Другая Россия. Исследования по истории русской эмиграции | страница 50



Поэтому трудно принять на веру слова Маклакова, что в партии он оказался случайно, «а в Центральный комитет попал вовсе по недоразумению». Не принимать же всерьез версию о том, что решающую роль в его избрании в ЦК сыграла речь Маклакова об ответственности должностных лиц за беззакония, которую он произнес при появлении полиции в зале, где проходил учредительный кадетский съезд. Полагаю, что все эти оговорки вызваны позднейшими настроениями Маклакова и, возможно, отчасти присущей ему непоказной скромностью; тем не менее, несмотря на все свои расхождения с партией, Маклаков и не думал отрекаться от того, что, когда она начала работу в стране, он «в этом от всей души принял участие»[58].
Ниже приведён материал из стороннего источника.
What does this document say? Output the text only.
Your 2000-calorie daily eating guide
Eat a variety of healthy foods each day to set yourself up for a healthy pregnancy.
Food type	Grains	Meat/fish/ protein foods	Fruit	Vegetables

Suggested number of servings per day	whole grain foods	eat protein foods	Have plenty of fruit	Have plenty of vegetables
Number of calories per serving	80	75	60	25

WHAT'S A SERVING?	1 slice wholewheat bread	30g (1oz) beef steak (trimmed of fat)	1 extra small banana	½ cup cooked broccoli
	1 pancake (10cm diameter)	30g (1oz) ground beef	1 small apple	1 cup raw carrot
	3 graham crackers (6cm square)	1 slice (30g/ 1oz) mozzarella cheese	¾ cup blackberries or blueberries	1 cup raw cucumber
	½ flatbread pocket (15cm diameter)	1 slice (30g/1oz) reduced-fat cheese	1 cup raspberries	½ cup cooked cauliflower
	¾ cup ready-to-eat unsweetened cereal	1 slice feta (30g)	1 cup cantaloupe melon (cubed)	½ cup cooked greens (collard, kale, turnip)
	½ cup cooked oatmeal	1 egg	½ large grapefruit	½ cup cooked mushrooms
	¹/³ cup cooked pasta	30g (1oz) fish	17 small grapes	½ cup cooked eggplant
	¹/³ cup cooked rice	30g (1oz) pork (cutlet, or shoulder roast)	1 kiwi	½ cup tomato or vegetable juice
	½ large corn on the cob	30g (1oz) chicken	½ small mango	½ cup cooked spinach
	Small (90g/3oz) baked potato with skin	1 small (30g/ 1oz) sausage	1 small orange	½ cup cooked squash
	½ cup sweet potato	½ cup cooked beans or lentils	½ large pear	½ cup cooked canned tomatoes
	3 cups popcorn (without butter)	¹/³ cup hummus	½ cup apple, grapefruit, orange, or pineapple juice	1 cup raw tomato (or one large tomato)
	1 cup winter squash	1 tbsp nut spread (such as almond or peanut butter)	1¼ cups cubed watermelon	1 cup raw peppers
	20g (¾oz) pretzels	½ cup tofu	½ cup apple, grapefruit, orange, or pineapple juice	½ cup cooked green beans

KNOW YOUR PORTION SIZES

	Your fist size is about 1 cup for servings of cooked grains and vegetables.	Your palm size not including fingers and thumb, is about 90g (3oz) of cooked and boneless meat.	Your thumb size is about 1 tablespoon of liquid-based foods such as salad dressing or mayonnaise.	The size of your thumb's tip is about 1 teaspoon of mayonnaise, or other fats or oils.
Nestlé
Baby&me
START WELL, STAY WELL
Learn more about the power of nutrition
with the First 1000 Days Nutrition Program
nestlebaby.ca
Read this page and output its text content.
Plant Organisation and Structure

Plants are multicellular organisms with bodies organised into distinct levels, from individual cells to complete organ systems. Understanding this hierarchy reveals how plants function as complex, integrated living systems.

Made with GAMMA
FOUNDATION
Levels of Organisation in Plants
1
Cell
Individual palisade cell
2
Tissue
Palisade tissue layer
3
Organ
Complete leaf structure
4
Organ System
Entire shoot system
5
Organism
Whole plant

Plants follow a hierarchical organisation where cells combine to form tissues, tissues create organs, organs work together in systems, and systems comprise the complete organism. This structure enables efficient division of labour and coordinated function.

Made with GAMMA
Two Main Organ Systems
Маклаков объяснил, что его связывало с партией и в чем было его понимание «кадетизма». Партия «приносила надежду, что… реформы можно получить мирным путем, что революции для этого вовсе не надо, что улучшения могут последовать в рамках привычной для народа монархии… Партия приносила веру в возможность конституционного обновления России. Рядом с пафосом революции, который многих отталкивал и частично уже успел провалиться (вооруженное восстание в декабре 1905 г.) — кадетская партия внушала… пафос Конституции, избирательного бюллетеня, парламентских вотумов. В Европе все это давно стало реальностью и потому перестало радостно волновать население. Для нас же это стало новой „верой“. Конституционно-демократическая партия ее воплощала».

Маклаков считал, что партия указывала «обывателю» тот мирный путь, который он инстинктивно искал и ни у кого, кроме кадетов, не находил. Это мнение сложилось у него после многочисленных встреч с избирателями во время предвыборной кампании в Думу. Впрочем, одерживали ли кадеты победы над крайними потому, что отвечали чаяниям избирателей, или же потому, что ее представляли столь блистательные ораторы и полемисты, как он сам, Ф. Ф. Кокошкин, А. А. Кизеветтер, М. Л. Мандельштам и другие, — это еще вопрос.

Так или иначе, Маклаков был уверен, что путь, на который звала партия, «ничем не грозил, не требовал жертв, не нарушал порядка в стране. К.-д. партия казалась всем партией мирного преобразования России, одинаково далекой от защитников старого и от проповедников неизвестного нового»[59].

Уже с первого, учредительного, съезда наметились некоторые расхождения Маклакова с большинством партии, во всяком случае с большинством ее лидеров. Тем не менее он неизменно избирался в ее ЦК и был депутатом трех Государственных дум по кадетскому списку. Тотальную критику политики партии он предпринял уже в эмиграции, тогда, когда она перестала существовать — во всяком случае, как единое целое.